The following discussion is intended to facilitate the understanding of the invention, but is not intended nor admitted to be prior art to the invention.
Obesity is a public health problem that is serious, widespread, and increasing. In the United States, 20 percent of the population is obese; in Europe, a slightly lower percentage is obese (Friedman (2000) Nature 404:632-634). Obesity is associated with increased risk of hypertension, cardiovascular disease, diabetes, and cancer as well as respiratory complications and osteoarthritis (Kopelman (2000) Nature 404:635-643). Even modest weight loss ameliorates these associated conditions.
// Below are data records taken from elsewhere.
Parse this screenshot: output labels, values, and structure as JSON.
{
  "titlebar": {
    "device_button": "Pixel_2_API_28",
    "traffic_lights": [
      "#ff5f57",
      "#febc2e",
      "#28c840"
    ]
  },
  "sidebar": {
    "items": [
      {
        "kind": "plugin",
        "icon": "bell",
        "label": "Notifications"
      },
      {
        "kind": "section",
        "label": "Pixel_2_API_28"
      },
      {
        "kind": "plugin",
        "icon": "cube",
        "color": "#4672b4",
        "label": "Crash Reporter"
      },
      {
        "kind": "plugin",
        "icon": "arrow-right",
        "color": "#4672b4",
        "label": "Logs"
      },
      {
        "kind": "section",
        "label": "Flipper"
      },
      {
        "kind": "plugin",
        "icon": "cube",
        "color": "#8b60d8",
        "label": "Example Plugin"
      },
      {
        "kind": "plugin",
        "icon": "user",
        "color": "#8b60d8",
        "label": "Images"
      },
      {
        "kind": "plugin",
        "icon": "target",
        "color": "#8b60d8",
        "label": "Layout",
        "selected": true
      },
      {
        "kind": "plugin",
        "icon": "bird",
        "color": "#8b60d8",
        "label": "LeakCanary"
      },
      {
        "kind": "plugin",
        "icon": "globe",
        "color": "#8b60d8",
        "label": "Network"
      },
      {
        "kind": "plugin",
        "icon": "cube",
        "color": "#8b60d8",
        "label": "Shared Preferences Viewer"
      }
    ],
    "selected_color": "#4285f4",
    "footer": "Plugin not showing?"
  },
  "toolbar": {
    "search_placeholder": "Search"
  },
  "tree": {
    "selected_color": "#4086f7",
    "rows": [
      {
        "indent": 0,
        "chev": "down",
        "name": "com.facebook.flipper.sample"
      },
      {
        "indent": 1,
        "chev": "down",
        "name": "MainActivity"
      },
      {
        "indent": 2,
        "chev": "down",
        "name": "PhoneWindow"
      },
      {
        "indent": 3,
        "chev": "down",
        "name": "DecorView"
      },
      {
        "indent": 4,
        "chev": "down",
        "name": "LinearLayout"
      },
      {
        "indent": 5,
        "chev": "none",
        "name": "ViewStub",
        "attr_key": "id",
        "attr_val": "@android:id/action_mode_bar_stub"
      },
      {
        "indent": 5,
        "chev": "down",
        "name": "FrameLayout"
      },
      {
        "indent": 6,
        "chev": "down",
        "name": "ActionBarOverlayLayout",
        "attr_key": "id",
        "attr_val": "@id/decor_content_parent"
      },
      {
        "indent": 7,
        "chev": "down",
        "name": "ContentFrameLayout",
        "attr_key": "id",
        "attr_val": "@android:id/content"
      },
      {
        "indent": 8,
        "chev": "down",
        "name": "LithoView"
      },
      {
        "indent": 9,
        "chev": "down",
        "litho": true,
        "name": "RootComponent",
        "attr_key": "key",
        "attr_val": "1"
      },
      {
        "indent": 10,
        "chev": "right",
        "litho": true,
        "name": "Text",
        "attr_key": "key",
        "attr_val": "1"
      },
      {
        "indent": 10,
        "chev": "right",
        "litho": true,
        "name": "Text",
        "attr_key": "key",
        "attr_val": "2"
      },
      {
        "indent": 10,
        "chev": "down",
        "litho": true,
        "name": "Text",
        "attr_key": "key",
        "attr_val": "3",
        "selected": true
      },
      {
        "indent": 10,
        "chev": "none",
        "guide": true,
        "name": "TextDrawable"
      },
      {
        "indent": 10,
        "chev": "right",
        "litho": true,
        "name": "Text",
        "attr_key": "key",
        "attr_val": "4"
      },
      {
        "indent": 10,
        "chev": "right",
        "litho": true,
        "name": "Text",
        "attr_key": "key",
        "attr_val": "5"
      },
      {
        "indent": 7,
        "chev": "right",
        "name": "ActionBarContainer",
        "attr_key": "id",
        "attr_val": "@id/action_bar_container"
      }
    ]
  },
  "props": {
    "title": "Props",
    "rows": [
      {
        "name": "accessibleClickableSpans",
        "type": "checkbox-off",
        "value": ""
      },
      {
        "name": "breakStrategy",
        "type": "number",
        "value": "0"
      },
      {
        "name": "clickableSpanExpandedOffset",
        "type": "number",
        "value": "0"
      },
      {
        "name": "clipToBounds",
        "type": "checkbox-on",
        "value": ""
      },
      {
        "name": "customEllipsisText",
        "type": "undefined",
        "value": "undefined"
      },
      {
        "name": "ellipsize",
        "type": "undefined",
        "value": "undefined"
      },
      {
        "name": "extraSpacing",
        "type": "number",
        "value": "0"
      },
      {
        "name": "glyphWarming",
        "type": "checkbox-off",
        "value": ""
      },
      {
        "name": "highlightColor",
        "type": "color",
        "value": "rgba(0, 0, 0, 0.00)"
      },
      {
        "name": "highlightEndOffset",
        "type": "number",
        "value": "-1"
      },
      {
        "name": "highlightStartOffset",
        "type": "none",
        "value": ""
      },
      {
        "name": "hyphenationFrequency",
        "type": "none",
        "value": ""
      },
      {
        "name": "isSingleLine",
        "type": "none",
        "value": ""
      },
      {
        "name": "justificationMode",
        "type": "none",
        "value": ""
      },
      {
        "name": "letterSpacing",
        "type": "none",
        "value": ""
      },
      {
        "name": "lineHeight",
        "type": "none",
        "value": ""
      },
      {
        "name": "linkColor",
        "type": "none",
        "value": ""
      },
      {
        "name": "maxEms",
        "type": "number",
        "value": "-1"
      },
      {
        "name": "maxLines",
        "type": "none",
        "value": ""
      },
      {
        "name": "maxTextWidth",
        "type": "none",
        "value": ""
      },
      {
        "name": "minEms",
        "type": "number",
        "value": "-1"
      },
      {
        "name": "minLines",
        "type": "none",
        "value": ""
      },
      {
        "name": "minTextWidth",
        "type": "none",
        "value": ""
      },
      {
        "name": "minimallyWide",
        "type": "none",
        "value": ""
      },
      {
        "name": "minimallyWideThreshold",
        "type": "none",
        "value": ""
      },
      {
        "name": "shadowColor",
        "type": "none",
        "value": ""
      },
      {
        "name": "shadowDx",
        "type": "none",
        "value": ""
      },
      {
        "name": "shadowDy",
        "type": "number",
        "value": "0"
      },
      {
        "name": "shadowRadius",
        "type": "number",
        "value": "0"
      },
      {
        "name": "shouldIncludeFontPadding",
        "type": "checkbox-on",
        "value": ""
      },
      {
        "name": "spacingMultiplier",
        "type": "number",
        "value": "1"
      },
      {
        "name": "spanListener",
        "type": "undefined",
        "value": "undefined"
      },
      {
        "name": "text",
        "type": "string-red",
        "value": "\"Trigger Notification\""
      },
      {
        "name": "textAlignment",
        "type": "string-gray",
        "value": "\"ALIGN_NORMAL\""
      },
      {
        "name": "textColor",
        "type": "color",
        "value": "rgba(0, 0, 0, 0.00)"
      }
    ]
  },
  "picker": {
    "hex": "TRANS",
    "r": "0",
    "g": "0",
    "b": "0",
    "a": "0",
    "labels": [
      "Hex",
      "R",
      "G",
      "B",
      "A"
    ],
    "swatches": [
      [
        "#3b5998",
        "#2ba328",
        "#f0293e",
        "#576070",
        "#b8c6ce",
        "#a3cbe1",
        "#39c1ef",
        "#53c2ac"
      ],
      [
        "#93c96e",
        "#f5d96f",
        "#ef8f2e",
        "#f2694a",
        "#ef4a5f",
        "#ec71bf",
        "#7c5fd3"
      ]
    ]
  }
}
While still acknowledging that lifestyle factors including environment, diet, age and exercise play a role in obesity, twin studies, analyses of familial aggregation, and adoption studies all indicate that obesity is largely the result of genetic factors (Barsh et al (2000) Nature 404:644-651). In agreement with these studies, is the fact that an increasing number of obesity-related genes are being identified. Some of the more extensively studied genes include those encoding leptin (ob) and its receptor (db), pro-opiomelanocortin (Pomc), melanocortin-4-receptor (Mc4r), agouti protein (Ay), carboxypeptidase E (fat), 5-hydroxytryptamine receptor 2C (Htr2c), nescient basic helix-loop-helix 2 (Nhlh2), prohormone convertase 1 IPCSK1), and tubby protein (tubby) (rev'd in Barsh et al (2000) Nature 404:644-651).
The gene encoding leptin, one of the most widely studied obesity genes, is involved in the mechanisms of satiety (rev'd in Schwartz et al (2000) Nature 404:661-671). Leptin is a plasma protein of 16 kDa produced by adipocytes (Zhang et al ((1994) Nature 372:425-432). Mice with an autosomal recessive mutation in this gene (ob/ob mice) are obese and hyperphagic. Similarly, mice with an autosomal recessive mutation of the leptin receptor (db/db mice, for example) are also obese (Campfield et al (1995) Science 269:546-549). Administration of leptin to ob/ob, but not db/db, mice corrects their relative hyperphagia and allows normalization of their weight (Weigle (1995) J. Clin. Invest. 96:2065-2070).
Leptin circulates in the body at levels proportional to body fat content (Considine et al (1996) New Eng J Med 334:292-295) and enters the central nervous system (CNS) at levels proportional to the plasma level (Schwartz et al (1996) Nature Med 2:589-593). Leptin receptors are expressed by brain neurons involved in energy intake (Baskin et al (1999) Diabetes 48:828-833; Cheung et al (1997) Endocrinology 138:4489-4492) and administration of leptin into the brain reduces food intake (Weigle (1995) J. Clin. Invest. 96:2065-2070; Campfield et al (1995) Science 269:546-549), whereas its deficiency increases food intake (Zhang et al (1994) Nature 372:425-432).
Despite this clear evidence of leptin's role as an adiposity signal, with only a few exceptions the genes encoding leptin or its ob receptor have proved to be normal in obese human subjects (Kopelman et al (2000) Nature 404:635-643). Furthermore, and paradoxically, the plasma concentrations of leptin, are abnormally high in most obese human subjects (Considine et al (1996) New Eng J Med 334:292-295).